Personalmente, me hace pensar en cómo a veces buscamos la complejidad cuando la simplicidad es la que nos da más alegría duradera.

P: Más allá de la diversión, ¿qué beneficios aportan estos juegos a los niños de Malí y cómo influyen en su desarrollo y su cultura?

R: Esta es la parte que más me apasiona, porque va mucho más allá del simple entretenimiento. He visto con mis propios ojos cómo estos juegos son auténticas escuelas de vida.
En primer lugar, fomentan una conexión comunitaria inigualable. Los niños aprenden a cooperar, a compartir y a resolver conflictos de una manera natural.
Juegos como el “Wali” desarrollan habilidades cognitivas brutales: la memoria, el cálculo mental, la estrategia, la paciencia. Pero no todo es mente; muchos de estos juegos involucran movimiento, lo que es vital para su desarrollo físico y su coordinación.
Además, y esto me parece crucial, son vehículos para transmitir la cultura, la historia y los valores de Malí de generación en generación. A través de las canciones que acompañan los juegos o las historias que se cuentan, los niños absorben su identidad cultural, aprenden sobre sus ancestros y desarrollan un profundo sentido de pertenencia.
Cuando los ves jugar, no solo ves a niños divirtiéndose, sino a pequeños ciudadanos forjando su carácter y su amor por sus raíces. Es una forma de educación integral que, honestamente, a veces echo de menos en nuestro mundo híper-digitalizado.

P: Con tantos avances tecnológicos, ¿cómo se están asegurando de que estos tesoros lúdicos malienses no se pierdan y se sigan jugando en el futuro?

R: ¡Uf, una pregunta vital! Es una preocupación que compartimos muchos, ¿verdad? Es cierto que la tecnología avanza a pasos agigantados y los niños de hoy tienen muchas distracciones digitales.
Sin embargo, lo que he aprendido en mis viajes es que la cultura es resiliente y, a menudo, encuentra maneras ingeniosas de adaptarse. En Malí, la transmisión oral y la enseñanza familiar siguen siendo pilares fundamentales.
Las abuelas, los tíos, los padres… todos juegan un papel clave en enseñar estos juegos a los más pequeños.

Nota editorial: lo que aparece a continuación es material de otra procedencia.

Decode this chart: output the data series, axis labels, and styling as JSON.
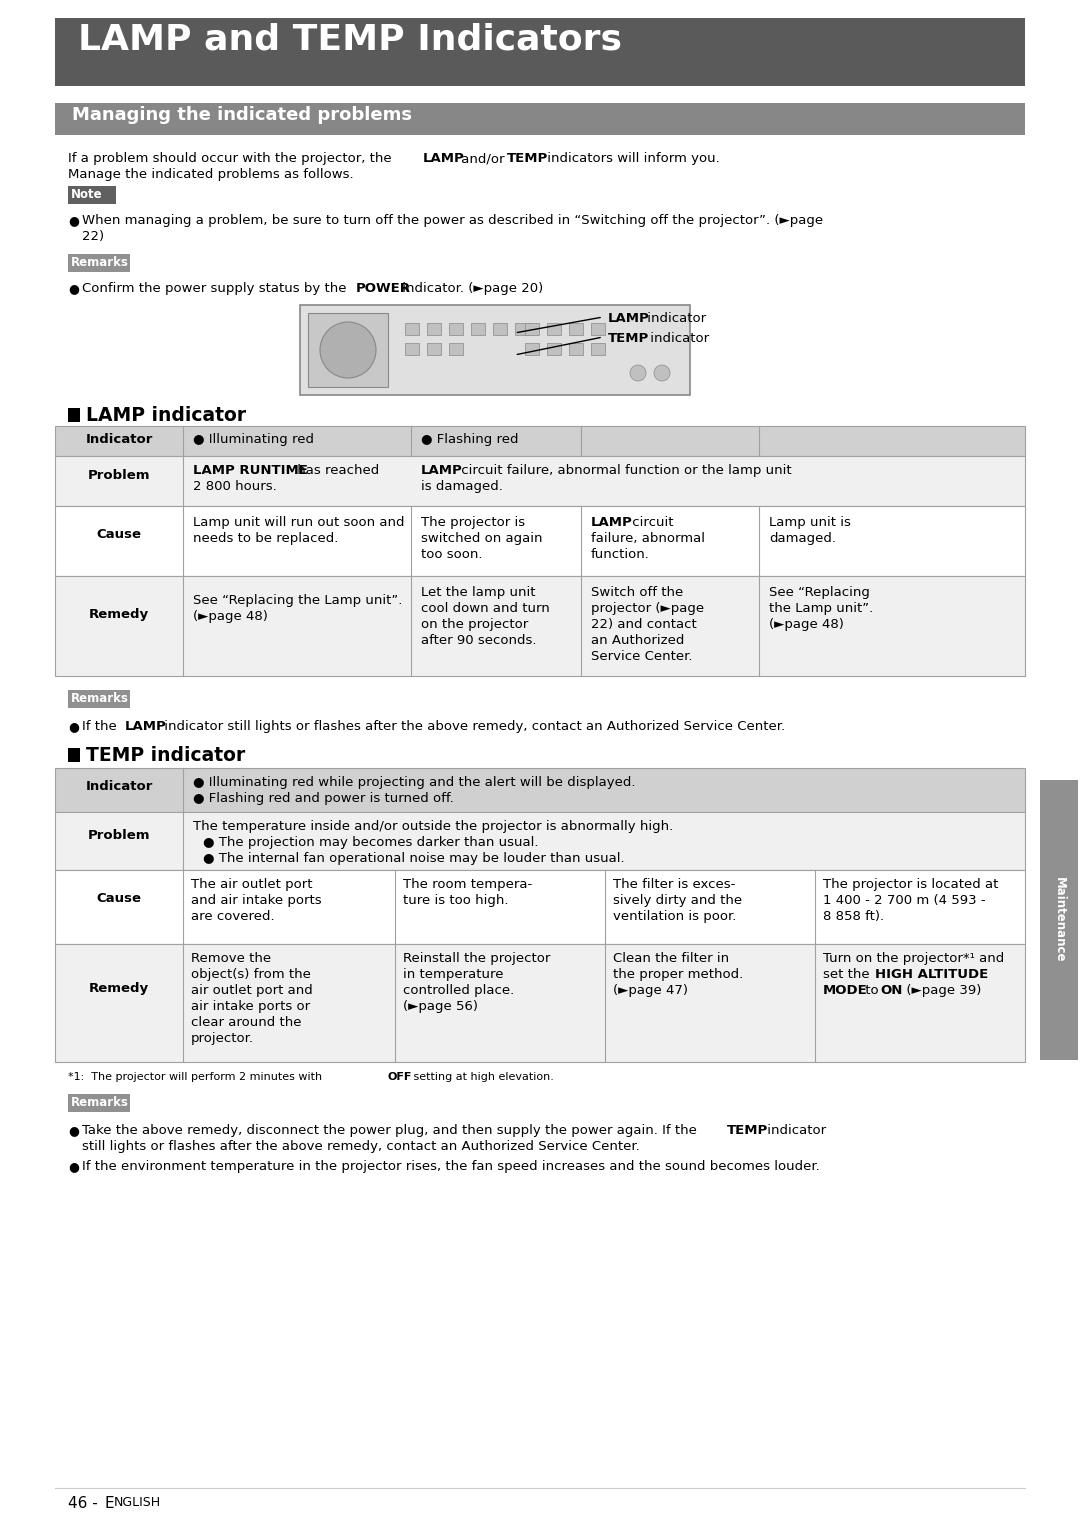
{
  "title": "LAMP and TEMP Indicators",
  "title_bg": "#5a5a5a",
  "title_color": "#ffffff",
  "section1_title": "Managing the indicated problems",
  "section1_bg": "#878787",
  "section1_color": "#ffffff",
  "body_bg": "#ffffff",
  "note_bg": "#606060",
  "remarks_bg": "#909090",
  "table_header_bg": "#d0d0d0",
  "table_white_bg": "#ffffff",
  "table_gray_bg": "#f0f0f0",
  "table_border": "#a0a0a0",
  "sidebar_bg": "#909090",
  "page_label": "46 - ENGLISH"
}
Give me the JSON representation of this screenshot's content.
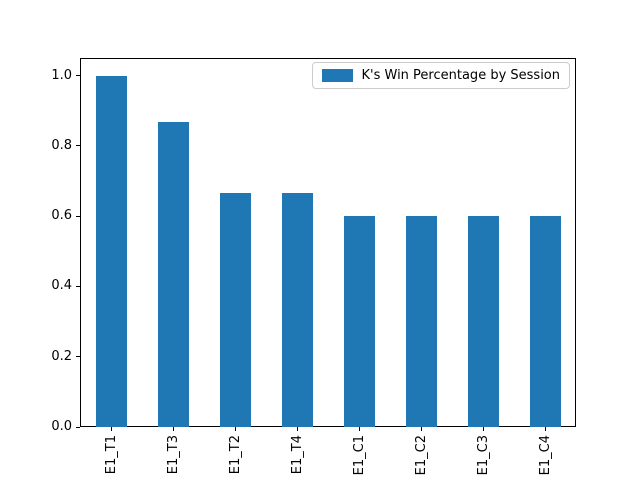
{
  "figure": {
    "background": "#ffffff"
  },
  "chart_data": {
    "type": "bar",
    "categories": [
      "E1_T1",
      "E1_T3",
      "E1_T2",
      "E1_T4",
      "E1_C1",
      "E1_C2",
      "E1_C3",
      "E1_C4"
    ],
    "values": [
      1.0,
      0.8667,
      0.6667,
      0.6667,
      0.6,
      0.6,
      0.6,
      0.6
    ],
    "title": "",
    "xlabel": "",
    "ylabel": "",
    "ylim": [
      0,
      1.05
    ],
    "yticks": [
      0.0,
      0.2,
      0.4,
      0.6,
      0.8,
      1.0
    ],
    "ytick_labels": [
      "0.0",
      "0.2",
      "0.4",
      "0.6",
      "0.8",
      "1.0"
    ],
    "x_tick_rotation": 90,
    "grid": false,
    "bar_color": "#1f77b4",
    "legend": {
      "label": "K's Win Percentage by Session",
      "position": "upper right",
      "swatch_color": "#1f77b4"
    }
  }
}
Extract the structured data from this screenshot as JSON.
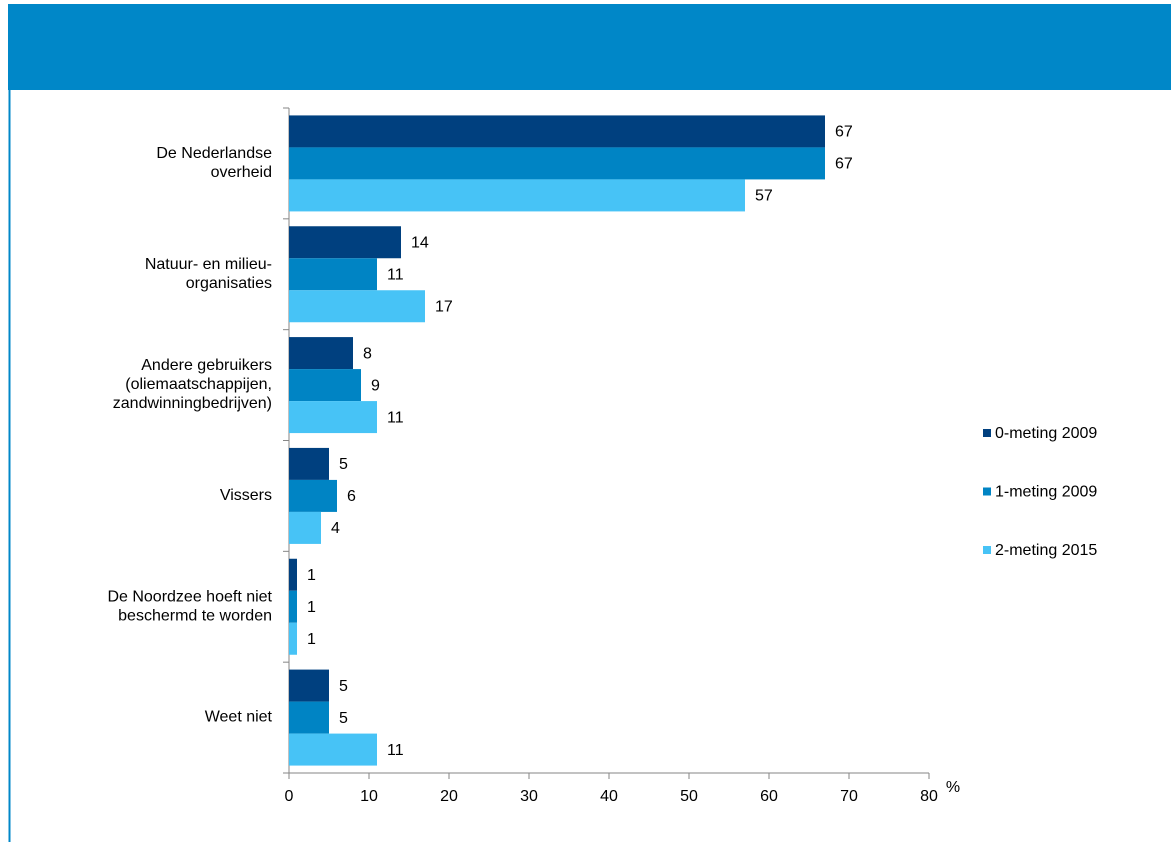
{
  "chart_data": {
    "type": "hbar",
    "categories": [
      [
        "De Nederlandse",
        "overheid"
      ],
      [
        "Natuur- en milieu-",
        "organisaties"
      ],
      [
        "Andere gebruikers",
        "(oliemaatschappijen,",
        "zandwinningbedrijven)"
      ],
      [
        "Vissers"
      ],
      [
        "De Noordzee hoeft niet",
        "beschermd te worden"
      ],
      [
        "Weet niet"
      ]
    ],
    "series": [
      {
        "name": "0-meting 2009",
        "color": "#00407f",
        "values": [
          67,
          14,
          8,
          5,
          1,
          5
        ]
      },
      {
        "name": "1-meting 2009",
        "color": "#0084c4",
        "values": [
          67,
          11,
          9,
          6,
          1,
          5
        ]
      },
      {
        "name": "2-meting 2015",
        "color": "#47c3f6",
        "values": [
          57,
          17,
          11,
          4,
          1,
          11
        ]
      }
    ],
    "xlabel": "%",
    "xlim": [
      0,
      80
    ],
    "xticks": [
      0,
      10,
      20,
      30,
      40,
      50,
      60,
      70,
      80
    ],
    "legend": "right"
  }
}
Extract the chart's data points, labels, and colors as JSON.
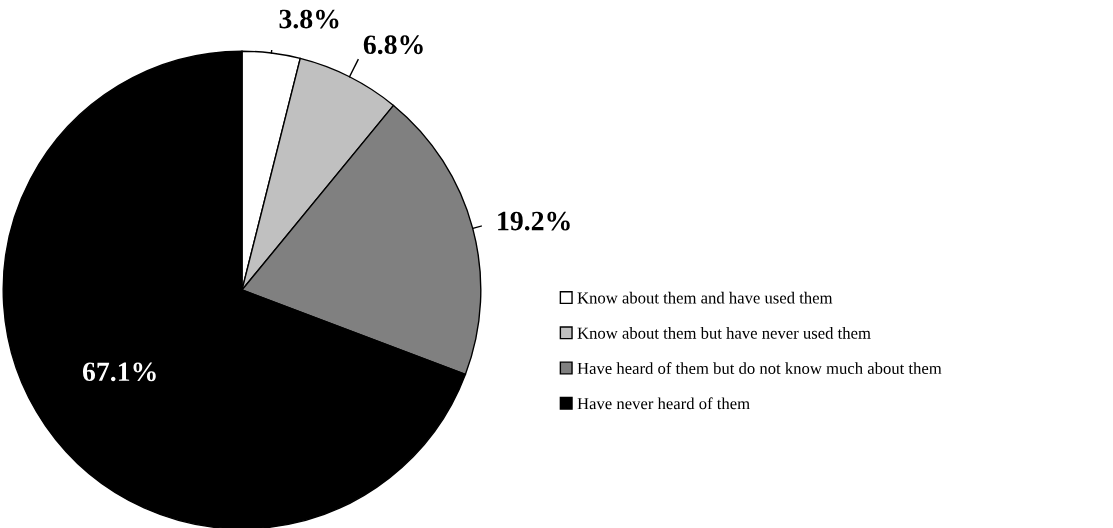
{
  "chart_data": {
    "type": "pie",
    "categories": [
      "Know about them and have used them",
      "Know about them but have never used them",
      "Have heard of them but do not know much about them",
      "Have never heard of them"
    ],
    "values": [
      3.8,
      6.8,
      19.2,
      67.1
    ],
    "colors": [
      "#ffffff",
      "#c0c0c0",
      "#808080",
      "#000000"
    ],
    "value_labels": [
      "3.8%",
      "6.8%",
      "19.2%",
      "67.1%"
    ],
    "legend": "right"
  }
}
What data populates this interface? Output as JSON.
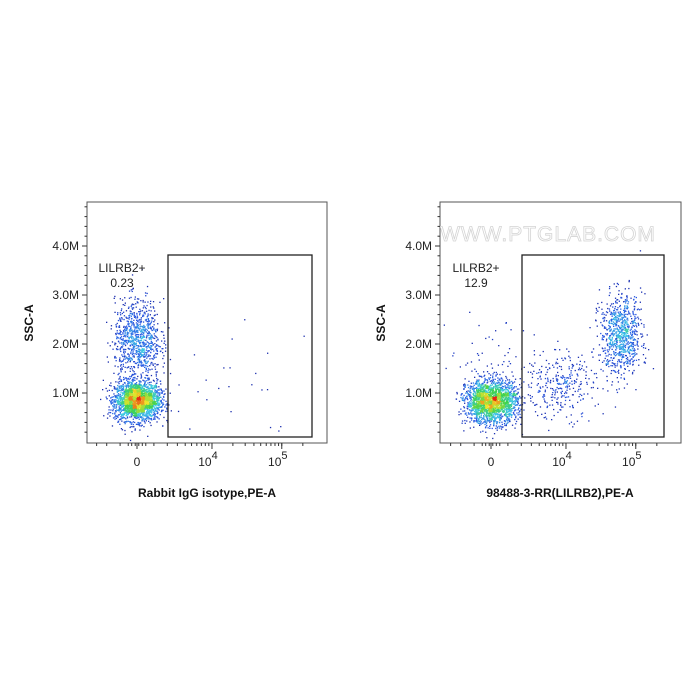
{
  "watermark": "WWW.PTGLAB.COM",
  "chart_data": [
    {
      "type": "scatter",
      "subtype": "flow-cytometry-density-dot-plot",
      "xlabel": "Rabbit IgG isotype,PE-A",
      "ylabel": "SSC-A",
      "x_scale": "biexponential",
      "x_ticks": [
        {
          "value": 0,
          "label": "0"
        },
        {
          "value": 10000,
          "base": "10",
          "exp": "4"
        },
        {
          "value": 100000,
          "base": "10",
          "exp": "5"
        }
      ],
      "y_ticks": [
        {
          "value": 1000000,
          "label": "1.0M"
        },
        {
          "value": 2000000,
          "label": "2.0M"
        },
        {
          "value": 3000000,
          "label": "3.0M"
        },
        {
          "value": 4000000,
          "label": "4.0M"
        }
      ],
      "ylim": [
        0,
        4900000
      ],
      "gate": {
        "name": "LILRB2+",
        "percent": "0.23",
        "x_range": [
          1500,
          200000
        ],
        "y_range": [
          150000,
          3850000
        ]
      },
      "populations": [
        {
          "x_center": 0,
          "x_spread": 700,
          "y_center": 850000,
          "y_spread": 200000,
          "events": 2200
        },
        {
          "x_center": 0,
          "x_spread": 700,
          "y_center": 2100000,
          "y_spread": 400000,
          "events": 900
        },
        {
          "x_center": 10000,
          "x_spread": 30000,
          "y_center": 1100000,
          "y_spread": 600000,
          "events": 30
        }
      ]
    },
    {
      "type": "scatter",
      "subtype": "flow-cytometry-density-dot-plot",
      "xlabel": "98488-3-RR(LILRB2),PE-A",
      "ylabel": "SSC-A",
      "x_scale": "biexponential",
      "x_ticks": [
        {
          "value": 0,
          "label": "0"
        },
        {
          "value": 10000,
          "base": "10",
          "exp": "4"
        },
        {
          "value": 100000,
          "base": "10",
          "exp": "5"
        }
      ],
      "y_ticks": [
        {
          "value": 1000000,
          "label": "1.0M"
        },
        {
          "value": 2000000,
          "label": "2.0M"
        },
        {
          "value": 3000000,
          "label": "3.0M"
        },
        {
          "value": 4000000,
          "label": "4.0M"
        }
      ],
      "ylim": [
        0,
        4900000
      ],
      "gate": {
        "name": "LILRB2+",
        "percent": "12.9",
        "x_range": [
          1500,
          200000
        ],
        "y_range": [
          150000,
          3850000
        ]
      },
      "populations": [
        {
          "x_center": 0,
          "x_spread": 800,
          "y_center": 830000,
          "y_spread": 220000,
          "events": 2000
        },
        {
          "x_center": 60000,
          "x_spread": 25000,
          "y_center": 2200000,
          "y_spread": 400000,
          "events": 800
        },
        {
          "x_center": 8000,
          "x_spread": 6000,
          "y_center": 1200000,
          "y_spread": 350000,
          "events": 300
        },
        {
          "x_center": 0,
          "x_spread": 1500,
          "y_center": 1600000,
          "y_spread": 500000,
          "events": 60
        }
      ]
    }
  ]
}
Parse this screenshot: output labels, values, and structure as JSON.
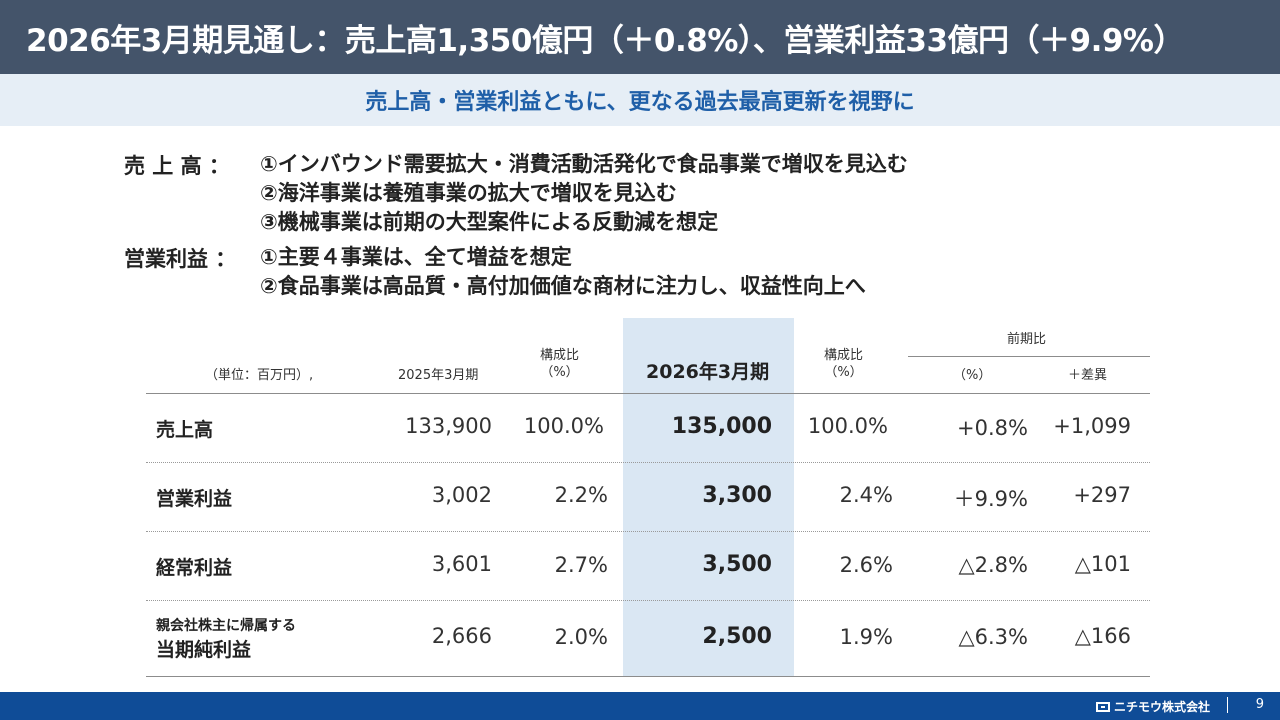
{
  "title": "2026年3月期見通し：売上高1,350億円（＋0.8%）、営業利益33億円（＋9.9%）",
  "subtitle": "売上高・営業利益ともに、更なる過去最高更新を視野に",
  "bullets": [
    {
      "label": "売 上 高 ：",
      "lines": [
        "①インバウンド需要拡大・消費活動活発化で食品事業で増収を見込む",
        "②海洋事業は養殖事業の拡大で増収を見込む",
        "③機械事業は前期の大型案件による反動減を想定"
      ]
    },
    {
      "label": "営業利益 ：",
      "lines": [
        "①主要４事業は、全て増益を想定",
        "②食品事業は高品質・高付加価値な商材に注力し、収益性向上へ"
      ]
    }
  ],
  "table": {
    "unit_label": "（単位：百万円）,",
    "col_fy2025": "2025年3月期",
    "col_ratio1": "構成比\n（%）",
    "col_fy2026": "2026年3月期",
    "col_ratio2": "構成比\n（%）",
    "col_yoy_group": "前期比",
    "col_yoy_pct": "（%）",
    "col_yoy_diff": "＋差異",
    "rows": [
      {
        "label": "売上高",
        "fy2025": "133,900",
        "ratio1": "100.0%",
        "fy2026": "135,000",
        "ratio2": "100.0%",
        "yoy_pct": "+0.8%",
        "yoy_diff": "+1,099"
      },
      {
        "label": "営業利益",
        "fy2025": "3,002",
        "ratio1": "2.2%",
        "fy2026": "3,300",
        "ratio2": "2.4%",
        "yoy_pct": "＋9.9%",
        "yoy_diff": "+297"
      },
      {
        "label": "経常利益",
        "fy2025": "3,601",
        "ratio1": "2.7%",
        "fy2026": "3,500",
        "ratio2": "2.6%",
        "yoy_pct": "△2.8%",
        "yoy_diff": "△101"
      },
      {
        "label_small": "親会社株主に帰属する",
        "label": "当期純利益",
        "fy2025": "2,666",
        "ratio1": "2.0%",
        "fy2026": "2,500",
        "ratio2": "1.9%",
        "yoy_pct": "△6.3%",
        "yoy_diff": "△166"
      }
    ]
  },
  "footer": {
    "company": "ニチモウ株式会社",
    "page": "9",
    "logo_icon": "company-logo-mark"
  },
  "colors": {
    "title_bg": "#44546a",
    "subtitle_bg": "#e6eef6",
    "subtitle_text": "#1f5fa8",
    "highlight_col": "#dae7f3",
    "footer_bg": "#0f4c97"
  }
}
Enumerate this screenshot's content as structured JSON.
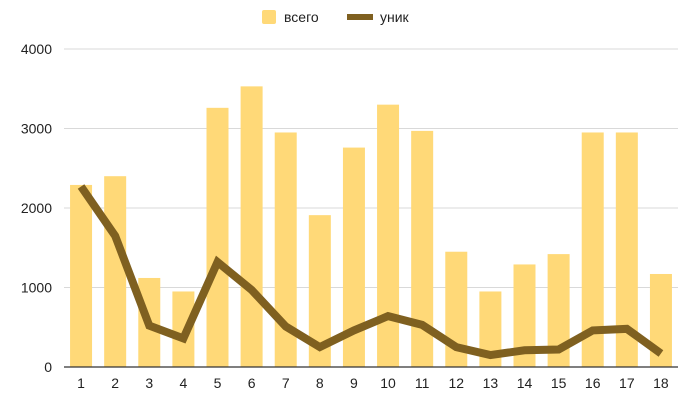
{
  "chart_data": {
    "type": "bar",
    "title": "",
    "xlabel": "",
    "ylabel": "",
    "categories": [
      "1",
      "2",
      "3",
      "4",
      "5",
      "6",
      "7",
      "8",
      "9",
      "10",
      "11",
      "12",
      "13",
      "14",
      "15",
      "16",
      "17",
      "18"
    ],
    "ylim": [
      0,
      4000
    ],
    "yticks": [
      0,
      1000,
      2000,
      3000,
      4000
    ],
    "grid": true,
    "legend_position": "top-center",
    "series": [
      {
        "name": "всего",
        "type": "bar",
        "color": "#ffd978",
        "values": [
          2290,
          2400,
          1120,
          950,
          3260,
          3530,
          2950,
          1910,
          2760,
          3300,
          2970,
          1450,
          950,
          1290,
          1420,
          2950,
          2950,
          1170
        ]
      },
      {
        "name": "уник",
        "type": "line",
        "color": "#7f6020",
        "values": [
          2270,
          1650,
          520,
          360,
          1320,
          970,
          510,
          250,
          460,
          640,
          530,
          250,
          150,
          210,
          220,
          460,
          480,
          170
        ]
      }
    ]
  }
}
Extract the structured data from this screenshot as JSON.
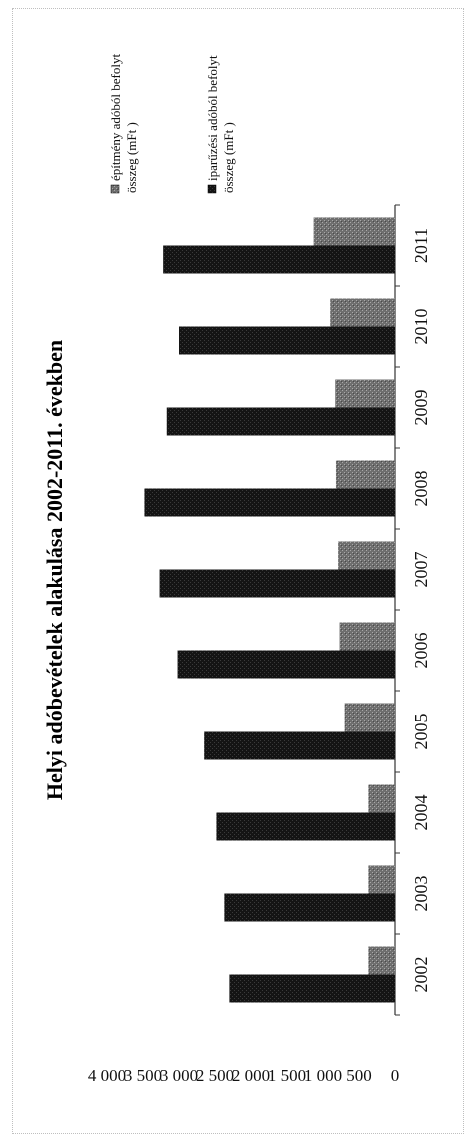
{
  "chart_data": {
    "type": "bar",
    "orientation": "rotated-90",
    "title": "Helyi adóbevételek alakulása 2002-2011. években",
    "categories": [
      "2002",
      "2003",
      "2004",
      "2005",
      "2006",
      "2007",
      "2008",
      "2009",
      "2010",
      "2011"
    ],
    "series": [
      {
        "name": "iparűzési adóból befolyt összeg (mFt )",
        "color": "#1c1c1c",
        "values": [
          2300,
          2370,
          2480,
          2650,
          3020,
          3270,
          3480,
          3170,
          3000,
          3220
        ]
      },
      {
        "name": "építmény adóból befolyt összeg (mFt )",
        "color": "#7a7a7a",
        "values": [
          370,
          370,
          370,
          700,
          770,
          790,
          820,
          830,
          900,
          1130
        ]
      }
    ],
    "yticks": [
      "0",
      "500",
      "1 000",
      "1 500",
      "2 000",
      "2 500",
      "3 000",
      "3 500",
      "4 000"
    ],
    "ylim": [
      0,
      4000
    ],
    "legend_position": "right"
  }
}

Es una tradición viva que se nutre en las calles, en los patios de las casas y en las reuniones familiares.
Además, he visto con optimismo cómo algunas organizaciones locales e internacionales están trabajando para documentar y preservar estos juegos. La UNESCO, por ejemplo, está haciendo un trabajo fenomenal digitalizando y difundiendo muchos de estos juegos africanos, asegurando que su esencia y sus reglas queden registradas para las futuras generaciones.
También hay festivales culturales y eventos comunitarios que celebran y promueven estos pasatiempos ancestrales. Para mí, la clave está en el equilibrio: no se trata de rechazar lo nuevo, sino de recordar y valorar la riqueza de lo que ya tenemos.
Cuando un niño ríe mientras juega a algo que su abuelo jugó, ahí reside la verdadera magia de la continuidad cultural. ¡Es algo que me llena el corazón de esperanza!